The dramatic values of the photos are also being enhanced through color with binary opposition. Binary opposition is identifying the opposite nature of an event and in these two photos it is represented through light and dark “red examining light and the dark background”. The red light highlights the eye in a way to make it the focal point of the photo. The color red also represents negativity when referring to the eye as diseased. The angle of the photo creates an environment where you feel face-to-face with the patient. It represents the perspective of the doctor, and places you within the examining room.
Though both photographs are visually appealing with striking colors and incredible detail, I believe their main difference lies in the ability of each photograph to produce an emotional response from the viewer.

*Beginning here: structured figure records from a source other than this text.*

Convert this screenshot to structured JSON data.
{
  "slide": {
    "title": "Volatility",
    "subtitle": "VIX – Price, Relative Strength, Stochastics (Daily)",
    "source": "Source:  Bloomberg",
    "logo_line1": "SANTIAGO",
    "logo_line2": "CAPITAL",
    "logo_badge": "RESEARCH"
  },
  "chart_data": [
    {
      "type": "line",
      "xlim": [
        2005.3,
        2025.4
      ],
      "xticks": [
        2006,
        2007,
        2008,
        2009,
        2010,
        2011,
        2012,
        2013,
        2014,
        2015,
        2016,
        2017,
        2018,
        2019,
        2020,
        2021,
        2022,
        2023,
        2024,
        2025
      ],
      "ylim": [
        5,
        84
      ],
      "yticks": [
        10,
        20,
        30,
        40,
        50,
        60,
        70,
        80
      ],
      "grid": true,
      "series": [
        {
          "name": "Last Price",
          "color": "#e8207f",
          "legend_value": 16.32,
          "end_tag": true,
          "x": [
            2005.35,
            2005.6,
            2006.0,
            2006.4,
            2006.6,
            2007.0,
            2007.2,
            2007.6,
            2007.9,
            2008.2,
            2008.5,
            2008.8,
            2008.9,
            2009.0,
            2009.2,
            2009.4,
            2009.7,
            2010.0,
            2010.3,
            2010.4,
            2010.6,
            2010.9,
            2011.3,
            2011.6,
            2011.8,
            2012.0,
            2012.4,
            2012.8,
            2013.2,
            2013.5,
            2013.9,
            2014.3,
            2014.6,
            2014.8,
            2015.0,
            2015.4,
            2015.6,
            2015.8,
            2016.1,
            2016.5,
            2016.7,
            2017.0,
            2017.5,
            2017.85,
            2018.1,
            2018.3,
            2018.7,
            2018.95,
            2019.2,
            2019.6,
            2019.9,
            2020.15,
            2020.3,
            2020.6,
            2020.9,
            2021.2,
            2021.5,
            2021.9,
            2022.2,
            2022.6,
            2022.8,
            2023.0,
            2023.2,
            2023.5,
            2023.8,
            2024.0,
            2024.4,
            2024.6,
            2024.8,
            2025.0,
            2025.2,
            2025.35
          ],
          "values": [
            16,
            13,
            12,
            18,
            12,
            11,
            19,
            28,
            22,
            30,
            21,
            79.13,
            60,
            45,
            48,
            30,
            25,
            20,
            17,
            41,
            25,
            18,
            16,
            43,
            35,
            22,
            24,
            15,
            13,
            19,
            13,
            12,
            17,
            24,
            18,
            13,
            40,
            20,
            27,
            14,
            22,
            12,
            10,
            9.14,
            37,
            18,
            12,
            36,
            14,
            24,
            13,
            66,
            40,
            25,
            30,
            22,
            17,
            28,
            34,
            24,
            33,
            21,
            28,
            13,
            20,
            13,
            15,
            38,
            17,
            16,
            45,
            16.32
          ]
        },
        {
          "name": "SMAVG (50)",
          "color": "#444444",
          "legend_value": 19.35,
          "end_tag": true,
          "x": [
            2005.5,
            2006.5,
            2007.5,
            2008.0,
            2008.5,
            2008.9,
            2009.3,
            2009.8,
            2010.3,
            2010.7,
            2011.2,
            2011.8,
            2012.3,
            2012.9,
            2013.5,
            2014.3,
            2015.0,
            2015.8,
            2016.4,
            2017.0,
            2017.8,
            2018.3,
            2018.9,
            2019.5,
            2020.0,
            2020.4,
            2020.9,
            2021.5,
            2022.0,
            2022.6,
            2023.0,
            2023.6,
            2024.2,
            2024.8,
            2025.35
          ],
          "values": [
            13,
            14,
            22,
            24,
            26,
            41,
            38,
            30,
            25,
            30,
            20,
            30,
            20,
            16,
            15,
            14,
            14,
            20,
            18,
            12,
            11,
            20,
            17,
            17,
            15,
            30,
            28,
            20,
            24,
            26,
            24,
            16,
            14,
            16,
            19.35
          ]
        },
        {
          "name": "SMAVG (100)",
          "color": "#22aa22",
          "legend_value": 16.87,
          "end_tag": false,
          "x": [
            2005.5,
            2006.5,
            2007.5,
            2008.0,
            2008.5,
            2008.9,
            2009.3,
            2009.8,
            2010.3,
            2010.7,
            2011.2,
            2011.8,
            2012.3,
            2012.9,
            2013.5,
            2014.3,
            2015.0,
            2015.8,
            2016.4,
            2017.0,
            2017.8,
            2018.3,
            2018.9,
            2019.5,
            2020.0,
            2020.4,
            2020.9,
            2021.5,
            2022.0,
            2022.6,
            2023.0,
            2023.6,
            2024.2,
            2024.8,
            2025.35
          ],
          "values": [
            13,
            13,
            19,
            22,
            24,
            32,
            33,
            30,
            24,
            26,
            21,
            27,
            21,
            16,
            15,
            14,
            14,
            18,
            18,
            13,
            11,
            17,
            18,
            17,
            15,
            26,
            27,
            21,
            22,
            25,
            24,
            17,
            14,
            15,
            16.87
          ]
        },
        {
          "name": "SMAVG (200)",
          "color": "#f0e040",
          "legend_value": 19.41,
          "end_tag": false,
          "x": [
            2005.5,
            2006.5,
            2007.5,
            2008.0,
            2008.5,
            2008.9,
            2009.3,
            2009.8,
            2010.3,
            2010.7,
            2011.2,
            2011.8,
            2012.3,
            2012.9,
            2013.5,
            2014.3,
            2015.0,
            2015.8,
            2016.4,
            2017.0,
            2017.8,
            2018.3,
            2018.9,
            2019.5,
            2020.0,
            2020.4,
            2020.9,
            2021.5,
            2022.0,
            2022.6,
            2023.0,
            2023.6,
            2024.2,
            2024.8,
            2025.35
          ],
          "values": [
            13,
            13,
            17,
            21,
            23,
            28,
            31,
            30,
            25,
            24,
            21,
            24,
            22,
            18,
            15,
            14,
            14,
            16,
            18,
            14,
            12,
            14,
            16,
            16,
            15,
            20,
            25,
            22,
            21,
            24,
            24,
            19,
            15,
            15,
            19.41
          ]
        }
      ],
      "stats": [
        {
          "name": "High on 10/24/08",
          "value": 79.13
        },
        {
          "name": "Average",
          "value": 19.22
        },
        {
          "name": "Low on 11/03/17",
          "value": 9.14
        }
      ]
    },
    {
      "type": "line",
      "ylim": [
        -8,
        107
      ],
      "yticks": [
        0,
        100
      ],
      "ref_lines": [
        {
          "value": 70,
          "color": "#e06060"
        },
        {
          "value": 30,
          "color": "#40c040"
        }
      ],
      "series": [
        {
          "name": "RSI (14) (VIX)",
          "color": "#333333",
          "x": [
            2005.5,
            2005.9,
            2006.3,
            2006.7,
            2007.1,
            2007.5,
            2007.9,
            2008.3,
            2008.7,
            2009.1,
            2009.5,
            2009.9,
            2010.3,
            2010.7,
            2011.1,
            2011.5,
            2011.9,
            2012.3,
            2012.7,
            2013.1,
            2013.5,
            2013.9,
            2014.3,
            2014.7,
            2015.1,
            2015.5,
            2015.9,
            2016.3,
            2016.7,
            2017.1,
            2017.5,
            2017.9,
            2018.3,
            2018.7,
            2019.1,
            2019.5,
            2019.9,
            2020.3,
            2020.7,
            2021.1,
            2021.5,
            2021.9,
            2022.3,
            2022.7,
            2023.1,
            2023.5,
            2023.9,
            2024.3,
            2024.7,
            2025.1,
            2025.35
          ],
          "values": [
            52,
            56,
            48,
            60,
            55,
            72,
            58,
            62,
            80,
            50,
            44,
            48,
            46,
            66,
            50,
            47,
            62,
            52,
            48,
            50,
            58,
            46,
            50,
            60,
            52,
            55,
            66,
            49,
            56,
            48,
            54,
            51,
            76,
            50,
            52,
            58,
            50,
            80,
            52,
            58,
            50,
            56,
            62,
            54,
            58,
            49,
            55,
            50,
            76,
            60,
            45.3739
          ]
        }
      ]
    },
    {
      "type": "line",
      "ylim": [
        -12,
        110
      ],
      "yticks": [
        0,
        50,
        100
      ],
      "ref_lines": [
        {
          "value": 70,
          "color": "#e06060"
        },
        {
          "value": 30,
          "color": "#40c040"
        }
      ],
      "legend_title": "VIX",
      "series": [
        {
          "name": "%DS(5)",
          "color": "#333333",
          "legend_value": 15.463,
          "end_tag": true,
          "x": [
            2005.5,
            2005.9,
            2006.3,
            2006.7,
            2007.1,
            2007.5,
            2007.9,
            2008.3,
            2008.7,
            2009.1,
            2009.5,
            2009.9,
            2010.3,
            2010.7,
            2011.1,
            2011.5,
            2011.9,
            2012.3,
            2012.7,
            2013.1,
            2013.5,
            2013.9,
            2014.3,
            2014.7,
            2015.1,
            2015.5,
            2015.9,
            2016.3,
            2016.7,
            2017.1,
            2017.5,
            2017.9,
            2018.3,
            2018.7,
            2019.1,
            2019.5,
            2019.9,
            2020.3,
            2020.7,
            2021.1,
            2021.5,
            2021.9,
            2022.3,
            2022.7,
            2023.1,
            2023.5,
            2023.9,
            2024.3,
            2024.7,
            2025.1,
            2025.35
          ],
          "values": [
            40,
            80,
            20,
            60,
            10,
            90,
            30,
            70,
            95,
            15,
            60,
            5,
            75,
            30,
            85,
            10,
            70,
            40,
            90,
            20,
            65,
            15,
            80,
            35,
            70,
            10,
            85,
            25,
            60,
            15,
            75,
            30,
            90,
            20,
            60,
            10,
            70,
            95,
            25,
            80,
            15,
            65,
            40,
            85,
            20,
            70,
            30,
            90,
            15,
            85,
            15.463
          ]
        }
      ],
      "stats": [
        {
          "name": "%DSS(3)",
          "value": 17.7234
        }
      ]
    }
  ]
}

The hesitation and fear of the patient can clearly be scene within the first photograph; this gives the photograph emotional content and clearly has the ability to invoke an emotion of sympathy from the viewer. It is the patient’s expression that brings emotional content to the photograph. When I looked at the first photo I immediately thought to my self as being in that situation and began to sympathize with the subject. This is because the photograph was framed in such a way that it not only showed the vulnerability of the patient put it also gave a sense of connection between the viewer and the situation. Almost every person has had an eye exam, and knows exactly the vulnerability that comes with being that exposed. This photograph combines the viewer’s personal knowledge of the situation with the emotional content provided by the subject in the photograph. The result is a particular emotional response from the viewer.
The second photograph, though more invasive and clearly more uncomfortable for the subject (that is if he is in fact awake.) lacks the ability of the first paragraph to create a strong emotional response from the viewer. When I looked at this photograph I was more interested from a scientific stand point as to why the eye was put in this particular situation, and what type of procedure was being performed on the eye? I believe this is because the way the picture is framed lacks the emotional. The viewer can not see the owner of the eye and thus can not reed his facial expression. The lack of an individual within the photo makes the eye to me en inanimate object. Also the darkness of the surrounding environment don’t allow the viewer to frame the eye within a situation. This lack of a person with emotions combined with a lack of background to frame the situation disconnects the viewer from the influence of emotional content. Instead the viewer can look at the photograph as pure informational content, without emotions only questions remain. The viewer begins to look for knowledge and answers to questions.